Connecting people with nature in Ontario's Mississippi Valley

Nature Notebook – The Turquoiose-Blue Green Frog

THE TURQUOISE-BLUE GREEN FROG
By: Cliff Bennett

On June 28, I received a call from MVFN member Holly Francis of Carleton Place. Holly was walking off the unmaintained end of the 5th Line of Ramsay and came upon a turquoise frog in a mud puddle in the middle of the road. She wanted me to ID it but frogs were not my forte. I replied I would try and get her some information on her discovery.

The next day, when Holly was back in the same area, she came upon another of these curious specimen.

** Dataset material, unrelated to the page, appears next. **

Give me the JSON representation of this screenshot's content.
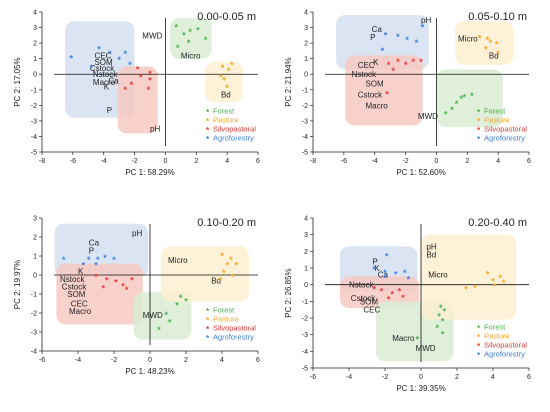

This time, she captured it and took it home, from whence she called me again, this time triumphantly telling me of her conquest.

The next day, I drove to Carleton Place to see this wonder and, sure enough, it was a bright turquoise colour. I took the frog away and drove to Jim Bendell’s residence above Clayton. If anyone could explain this marvel, he could.

Arriving at Jim’s home, he picked it out of the bucket I had it in and exclaimed he too had never seen such an animal before. We looked through all of his reference books and concluded it had to be either a mink frog or a green frog, with some strange variant. Jim gave me two authoritative sources to call.

I took the frog home and jumped on the phone. The first call was to Dr. Fred Schuiler of the Bio Diversity Museum at Kemptville, an authority on amphibians. He immediately identified the animal as a green frog, but with no yellow pigment in its skin. This variant is quite rare; about once a year someone shows up at the museum with one and he personally sees one about every two and one half years. The other source, Dr. Cook from Carleton University confirmed the assessment and suggested getting it’s picture so he could have a copy.

Now getting a picture of this very active, slippery specimen is not that easy, as Dr. Cook agreed. So he offered a solution. Place the frog in a plastic bag with holes in it and put it in the refrigerator for about one hour. This I did and sure enough, he came out looking like he needed a scarf around his neck.

I placed the frog on a sheet of white paper and he dutifully posed while I snapped several shots from different angles. Then I placed him back in his bucket in the garage and fed him some garden worms.

I was instructed to take him back to Holly the next day, to have her replace him in the same puddle he came from. Alas, when I went to check on him the next morning, he was gone. I searched the garage but couldn’t find him. Somewhere in my forest is a turquoise coloured green frog.